We noted last week in our 2022 Apartment Affordability report that rent-to-income ratios remained healthy at 23%. That, combined with high occupancy and a high rent collections rate), suggests affordability has been more of a tailwind than a headwind, despite narratives suggesting otherwise. Additionally, the year-over-year drop in leasing traffic came in all asset classes and in most markets across the country – regardless of price point, which again points to other drivers.
So, it’d be a mistake the interpret the normalization trend of 2022 as a reaction to price. The other factors noted above are much bigger influencers. But we should also acknowledge that while there’s still ample demand at today’s rent levels, the laws of price elasticity teach us that each rent increase does contract the total potential pool of demand somewhat.

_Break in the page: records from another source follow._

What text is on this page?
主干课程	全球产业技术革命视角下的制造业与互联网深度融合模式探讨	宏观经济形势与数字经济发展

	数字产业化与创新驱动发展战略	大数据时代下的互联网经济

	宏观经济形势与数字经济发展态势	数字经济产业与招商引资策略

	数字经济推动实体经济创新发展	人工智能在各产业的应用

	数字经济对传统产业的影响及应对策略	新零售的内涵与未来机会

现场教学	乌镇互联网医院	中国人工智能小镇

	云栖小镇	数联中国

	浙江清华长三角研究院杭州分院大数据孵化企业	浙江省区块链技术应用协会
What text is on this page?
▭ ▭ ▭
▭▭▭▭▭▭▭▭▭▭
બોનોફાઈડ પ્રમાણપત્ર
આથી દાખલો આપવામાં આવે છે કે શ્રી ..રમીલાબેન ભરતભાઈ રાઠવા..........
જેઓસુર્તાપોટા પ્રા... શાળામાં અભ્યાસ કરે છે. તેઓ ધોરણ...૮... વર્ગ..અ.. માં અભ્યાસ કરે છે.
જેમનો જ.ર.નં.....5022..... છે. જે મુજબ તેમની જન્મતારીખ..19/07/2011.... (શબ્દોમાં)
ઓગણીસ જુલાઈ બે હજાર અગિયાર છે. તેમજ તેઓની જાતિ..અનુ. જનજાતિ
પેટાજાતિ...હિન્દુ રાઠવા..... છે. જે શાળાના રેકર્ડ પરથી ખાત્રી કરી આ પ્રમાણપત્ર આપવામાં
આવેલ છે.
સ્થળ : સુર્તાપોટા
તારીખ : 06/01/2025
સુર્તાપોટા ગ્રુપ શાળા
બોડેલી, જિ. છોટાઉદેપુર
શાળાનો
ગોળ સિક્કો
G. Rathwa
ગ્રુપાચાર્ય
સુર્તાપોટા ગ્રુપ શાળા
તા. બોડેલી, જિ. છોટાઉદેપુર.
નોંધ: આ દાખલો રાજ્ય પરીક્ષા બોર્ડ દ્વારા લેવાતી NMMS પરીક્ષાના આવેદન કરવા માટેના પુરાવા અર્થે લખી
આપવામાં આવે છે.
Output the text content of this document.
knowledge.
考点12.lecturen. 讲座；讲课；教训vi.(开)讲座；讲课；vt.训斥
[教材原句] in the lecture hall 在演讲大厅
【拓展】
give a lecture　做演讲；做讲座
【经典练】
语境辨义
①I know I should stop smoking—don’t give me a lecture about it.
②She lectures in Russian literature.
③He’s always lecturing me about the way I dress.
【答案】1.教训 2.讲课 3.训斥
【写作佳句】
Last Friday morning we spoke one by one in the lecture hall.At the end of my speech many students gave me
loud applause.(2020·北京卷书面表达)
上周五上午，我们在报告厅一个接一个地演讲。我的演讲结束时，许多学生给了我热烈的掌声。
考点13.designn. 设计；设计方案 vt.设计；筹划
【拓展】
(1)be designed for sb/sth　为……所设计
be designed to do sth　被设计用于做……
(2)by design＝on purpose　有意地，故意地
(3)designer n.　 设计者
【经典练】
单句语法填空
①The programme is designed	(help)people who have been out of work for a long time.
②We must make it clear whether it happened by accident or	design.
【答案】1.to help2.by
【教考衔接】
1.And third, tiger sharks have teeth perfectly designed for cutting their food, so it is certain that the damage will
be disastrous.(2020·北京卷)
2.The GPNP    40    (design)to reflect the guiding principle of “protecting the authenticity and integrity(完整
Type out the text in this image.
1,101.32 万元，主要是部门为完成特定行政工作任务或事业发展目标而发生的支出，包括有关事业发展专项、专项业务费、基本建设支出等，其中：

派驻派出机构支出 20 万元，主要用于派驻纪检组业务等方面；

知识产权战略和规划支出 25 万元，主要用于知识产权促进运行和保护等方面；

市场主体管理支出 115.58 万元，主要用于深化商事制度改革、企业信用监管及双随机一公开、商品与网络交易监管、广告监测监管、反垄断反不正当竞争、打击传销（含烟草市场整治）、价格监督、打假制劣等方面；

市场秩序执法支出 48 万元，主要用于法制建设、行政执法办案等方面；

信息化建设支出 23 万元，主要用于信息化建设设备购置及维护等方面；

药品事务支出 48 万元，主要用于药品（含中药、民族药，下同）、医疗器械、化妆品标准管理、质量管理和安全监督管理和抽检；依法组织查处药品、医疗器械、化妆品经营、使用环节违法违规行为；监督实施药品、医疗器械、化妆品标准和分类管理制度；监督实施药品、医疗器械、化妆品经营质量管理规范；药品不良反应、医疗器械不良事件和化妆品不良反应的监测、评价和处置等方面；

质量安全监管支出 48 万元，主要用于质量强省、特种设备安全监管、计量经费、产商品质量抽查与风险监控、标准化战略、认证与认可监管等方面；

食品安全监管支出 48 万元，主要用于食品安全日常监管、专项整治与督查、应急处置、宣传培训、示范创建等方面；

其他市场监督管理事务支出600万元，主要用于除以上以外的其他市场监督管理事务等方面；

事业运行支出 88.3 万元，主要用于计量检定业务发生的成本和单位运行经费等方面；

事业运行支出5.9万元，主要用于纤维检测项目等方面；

Bottom line is that the leasing traffic numbers support a storyline of “moderation” or “normalization” rather than harsher descriptions like “slowdown.” The peak is likely in the rearview mirror, though conditions remain very healthy for now.
But we’ll also remind everyone again that there is some risk here. Wage growth has been a huge driver in apartment performance. Should the job market sputter and wage growth flatten, that’s a lose/lose scenario for both apartment operators and for renters. We also need watch rising expenses for other essentials, namely food and gas, and how that impacts consumer confidence (spending and household formation) as well as business confidence (hiring and pay).
All this is to say that while the numbers are “as expected” so far in 2022 (and better than expected to many of our peers who projected much deeper drops in rent growth this year), that isn’t a guarantee that the second half of 2022 will look the same.